Online Shoppers Get Plenty of Help Finding Bargains
By Leslie Walker
Thursday, November 28, 2002; Page E01


Internet shopping has gone so mainstream it's become a holiday tradition for many families, mine included. You set down your nightcap or coffee beside your PC, then click over to DealTime or BizRate to check out the latest sales. Or maybe cart your laptop to your recliner and window-shop on your wireless home network while watching TV.

But even after half a dozen holiday seasons of Internet commerce, many people still find it hard to figure out where to shop online. While Amazon.com has become the Wal-Mart of the Web, and the nation's big-name retailers run many of the leading sites, a host of top Web shops still aren't household names.
Here is a guide to holiday shopping online, an overview of sites and tools you might want to check out soon -- real soon, since there are fewer days than usual between Thanksgiving and Christmas.

If you're like most folks, you haven't found gifts for your loved ones yet and the Web is getting better at helping. In addition to gift-finding sites such as RedEnvelope, the leading portals -- Yahoo, MSN and America Online -- offer most-popular lists linking to the season's hot gifts, which means two-inch radio-controlled cars, Chicken Dance Elmos, Rapunzel Barbies, Yu-Gi-Oh cards, thumb-size computer storage drives and digital photographic gear.
More than 130 merchants offer free shipping, most tied to minimum purchases of $100 or more. You can find the offers by clicking on the "free shipping" link at Bizrate.com (which lists 137 such shipping deals) or the "bargains" area of Yahoo's shopping section (which links to 20 sellers that waive shipping charges). Electronics retailer Buy.com is perhaps the most aggressive, waiving freight charges regardless of the order size. Amazon.com is generous, too, offering free ground shipping on book and music orders of more than $25.

It generally pays to buy more than one item at a time online, especially if it will boost your order over a free-shipping threshold. Walmart.com, for example, offered Rapunzel Barbie for $3.36 less than Amazon this week but charged $6.11 for shipping. Amazon offered free shipping on toy orders for more than $99, making it a better deal if you're buying a bunch of books and electronics anyway.
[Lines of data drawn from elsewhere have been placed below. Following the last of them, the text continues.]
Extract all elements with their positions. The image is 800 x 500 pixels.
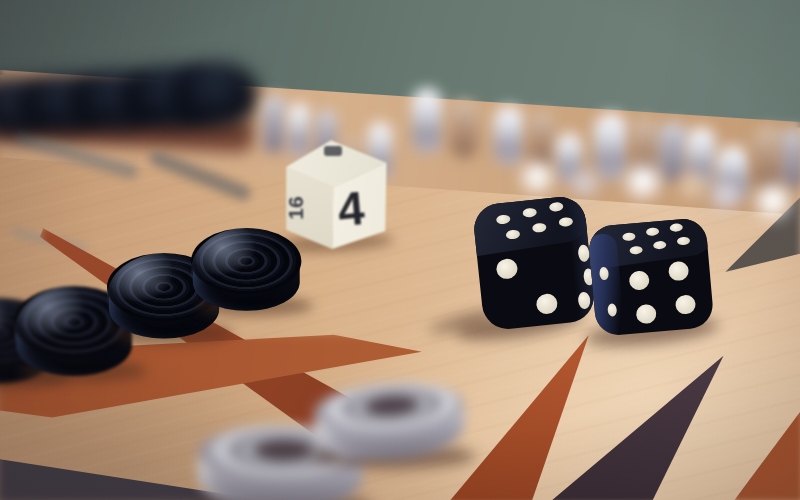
- die-left: [472, 194, 597, 331]
- metal-checker-stack: [494, 106, 524, 166]
- metal-checker-stack: [594, 113, 628, 181]
- die-pip: [628, 270, 650, 291]
- backgammon-photo-scene: 16 4: [0, 0, 800, 500]
- die-pip: [535, 293, 558, 315]
- die-pip: [495, 258, 518, 280]
- bokeh-highlight: [570, 168, 600, 198]
- black-checker-blurred: [172, 62, 258, 128]
- die-pip: [635, 303, 657, 324]
- die-pip: [668, 260, 690, 281]
- die-pip: [598, 266, 608, 280]
- metal-checker-stack: [450, 100, 478, 158]
- die-pip: [675, 294, 697, 315]
- die-right: [587, 217, 714, 337]
- die-pip: [607, 303, 617, 317]
- checker-gloss-highlight: [191, 228, 301, 314]
- bokeh-highlight: [624, 162, 662, 200]
- metal-checker: [312, 378, 467, 470]
- bokeh-highlight: [520, 160, 554, 194]
- metal-checker-stack: [782, 128, 800, 188]
- cube-top-partial-digit: [324, 146, 342, 156]
- cube-label-16: 16: [284, 186, 308, 230]
- cube-label-4: 4: [336, 180, 367, 237]
- black-checker: [191, 228, 301, 314]
- metal-checker-stack: [412, 88, 442, 154]
- bokeh-highlight: [708, 178, 742, 212]
- bokeh-highlight: [754, 182, 792, 220]
- bokeh-highlight: [676, 170, 708, 202]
Some of my favorite Web shops are Bluefly.com for women's designer clothes, TigerDirect.com for electronics, Ice.com for jewelry, MusiciansFriend.com for musical gifts, EthnicGrocer.com for delicacies and Horchow.com for (admittedly expensive) dining delights such as beef Wellington and New Zealand lambsicles. Well-known offline gift shops with strong Web offerings include the Smithsonian Store and New York's Museum of Modern Art.
For bargains, I browse SmartBargains.com, Bizrate.com and DealTime rather than hop from store to store. Those sites cull deals from all over the Web and let you search by category and product. If you're really into discount shopping, you might visit DealCatcher.com, PriceGrabber.com, FatWallet.com and ClassicCloseouts.com. For my money, the Web's best price-comparison tool is at MySimon.com, which shows far more merchants selling each item than most comparison sites. I also like BizRate's shopping tools, particularly its site reviews.

You can, of course, type the name of almost any big retailer you can think of -- Gap, Wal-Mart, Tiffany, Nordstrom, Circuit City -- in the address box at the top of your Web browser, preceding it with "www." and following it with ".com," and be whisked to its Web store. You don't have to get there by visiting a search engine or browsing the shopping section of your Internet service provider.

Yet the major portals are getting better at helping shoppers navigate the sites of different retailers when browsing in a category, such as clothes or electronics, or looking for particular products. I find Yahoo's shopping area more useful than America Online's, which is surprising, since AOL's shopping section is powered for the first time this year by technology from Amazon.com. AOL's service is tilted heavily toward the few hundred merchants that pay AOL to be featured, like anchor department stores in a mall. Searching for products on AOL can be frustrating because sellers are not always clearly identified.

While Yahoo has been running annoying video ads from Dell Computer on its main shopping page lately, it features 14,000 merchants selling 10 million items. It does a nice job of blending mass merchants with mom-and-pops, presenting prominent links to big-name retailers while letting you drill down in searches to see similar products offered by medium-size and small stores. Merchants are clearly identified, so you know where you're going before you click. While buying from no-name sellers can be risky, Yahoo is a great way to explore new shopping destinations. Yahoo also redesigned its shopping service over the summer and reports that sales jumped 44 percent after the makeover.

Another valuable tool is Google's search service for mail-order catalogues (catalogs.google.com). Google has scanned more than 1,500 paper catalogues and lets you search them by brand (J. Crew, for instance) or product type (cashmere sweater). It will display the product pages for matches. A recent search on "talking dolls" turned up 37 matching pages, from such sellers as Disney, FAO Schwarz and Lilly's Kids.